If your goal can be obtained by cooperation and you wish to act consistently with those objective moral values that sustainably maintain cooperation, then you ought (instrumental) to act consistently with those objective moral values. — Mark S
Let's look at the logic here. Is this it...
If P can be obtained by cooperation and you wish to P, then you ought to P.
The clause on cooperation doesn't appear to do anything here. Your argument looks to be that if you want to do something then you ought do it. But not only is it, as Mick pointed out, that you can't always get what you want, sometimes you ought not get what you want.

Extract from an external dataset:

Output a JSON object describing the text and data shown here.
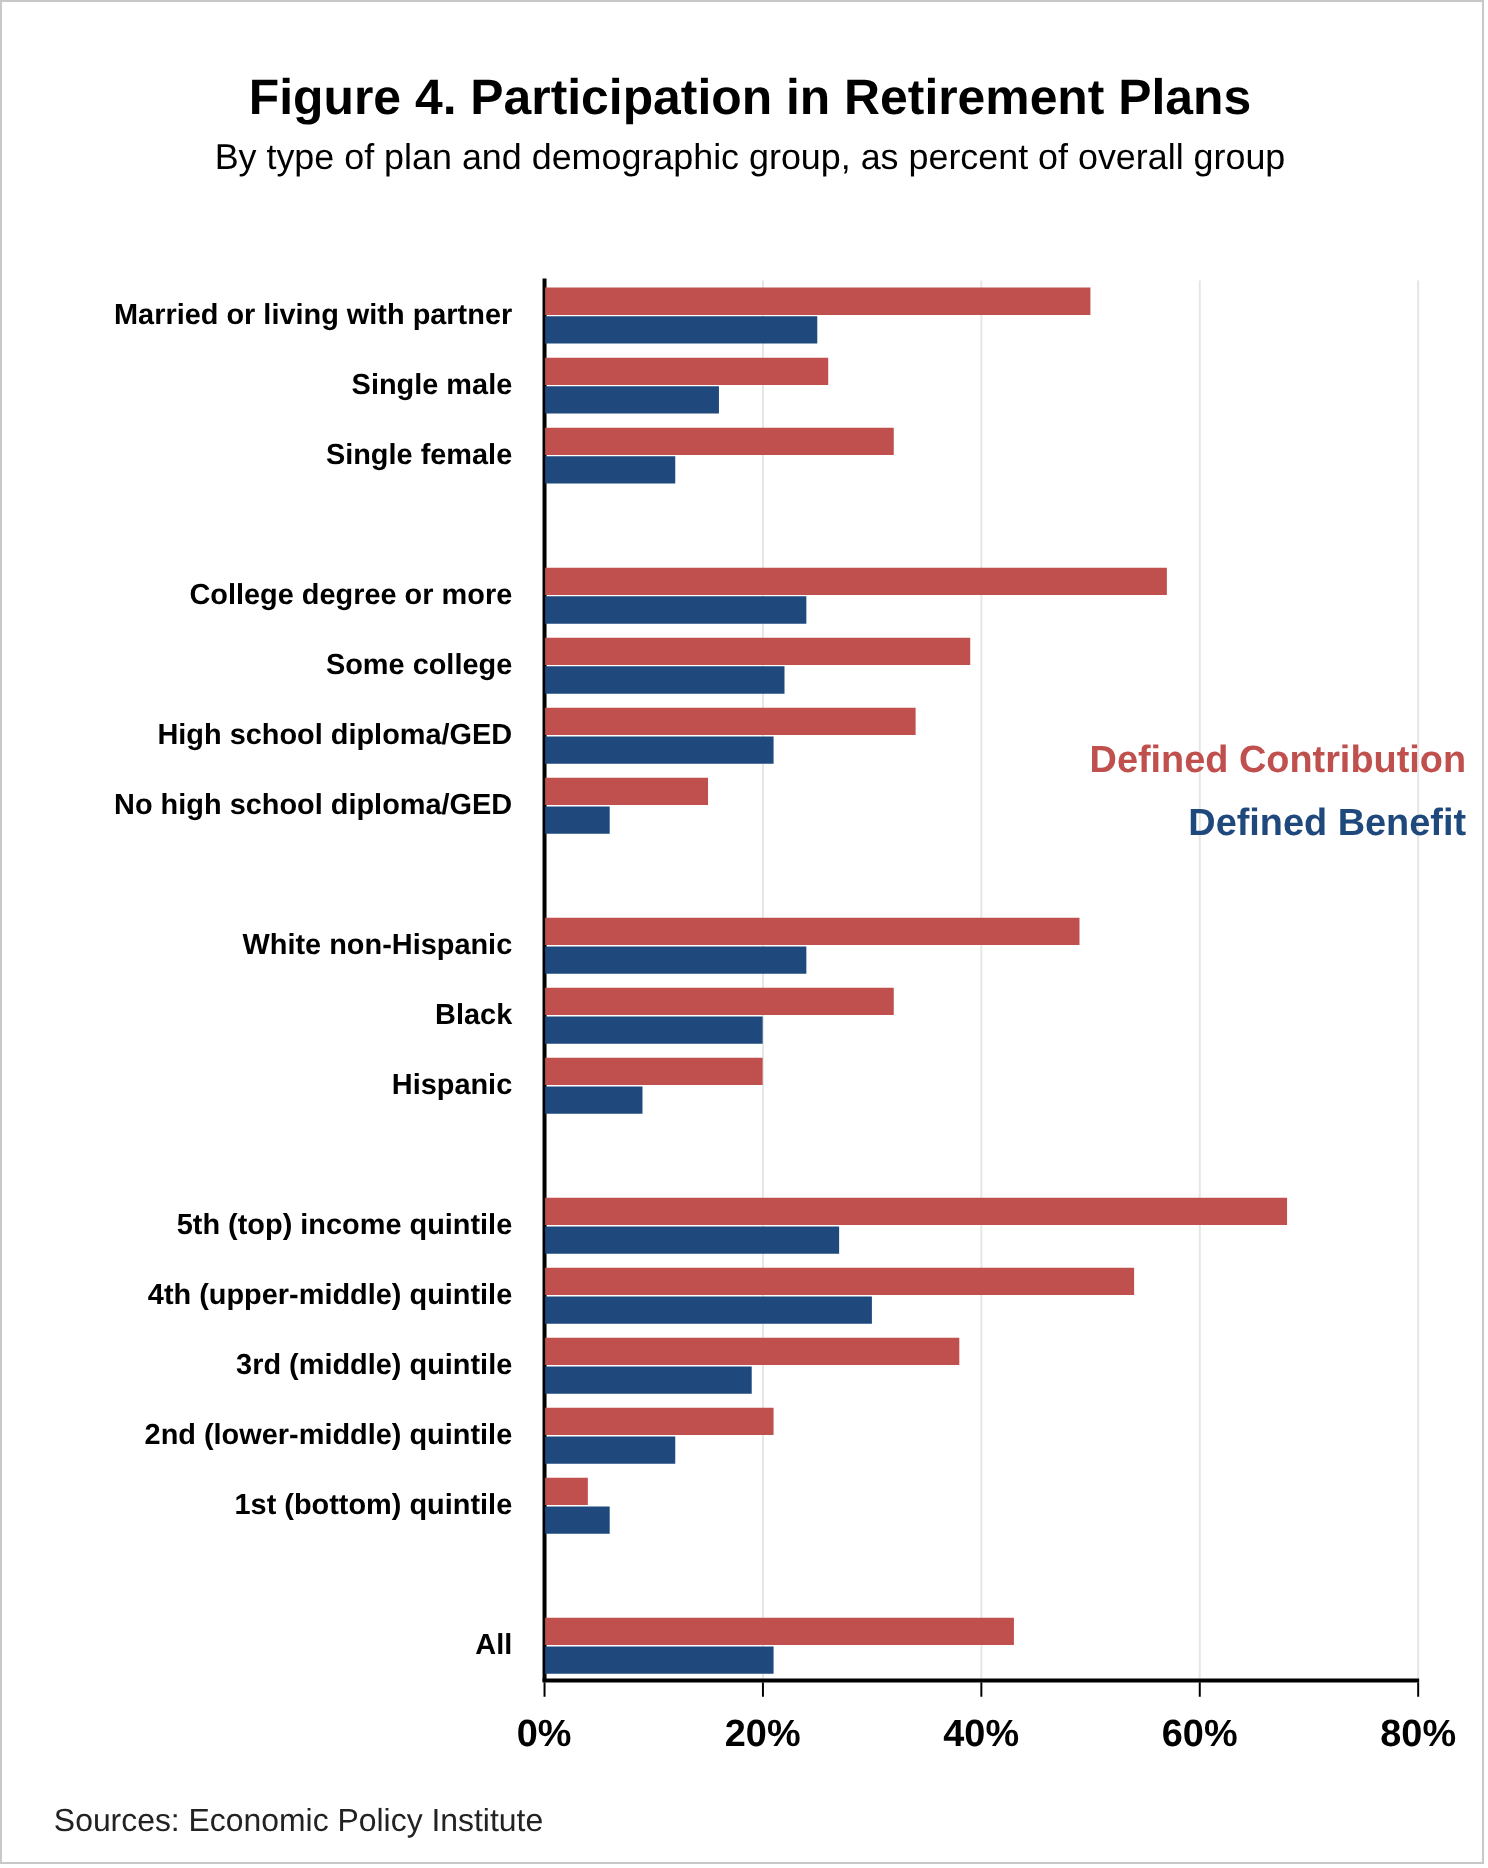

Sure, if you have the urge to pee you probably ought, but in the appropriate place and so as not to inconvenience others. Of course we might well let folk do as they want, unless there is good reason not too; and
that, what is to count as "good reason", is what ethics is about.
Descriptively moral behaviors are parts of cooperation strategies — Mark S
I put it to you that rather, cooperation strategies may be part of achieving our goals. You've got it the wrong way around.
Universally moral behaviors are parts of cooperation strategies that do not exploit others. — Mark S
What is claimed here... needs unpacking. "Universal moral behaviours" is a problematic term, and obviously, contrary to what is implied, folk can cooperate in order to exploit others. Your "Universal moral behaviours" are presumably those found by anthropological examination of what people do; and you agree, at least sometimes, that a description of what we do does not tell us what we
ought do. Your term "Universal moral behaviours" carries the insinuation that these merely observed behaviours bring moral weight. But any such moral weight must be argued for separately. I don't see where you have done this.
As for the relation between cooperation and justice, take a look at “
The Ones Who Walk Away From Omelas” by Ursula K LeGuin (thanks,
@unenlightened), and consider those who cooperate in the plight of the child.
So sure, cooperation, games theory, and anthropology might well be a useful part of a moral perspective; but they are not the whole.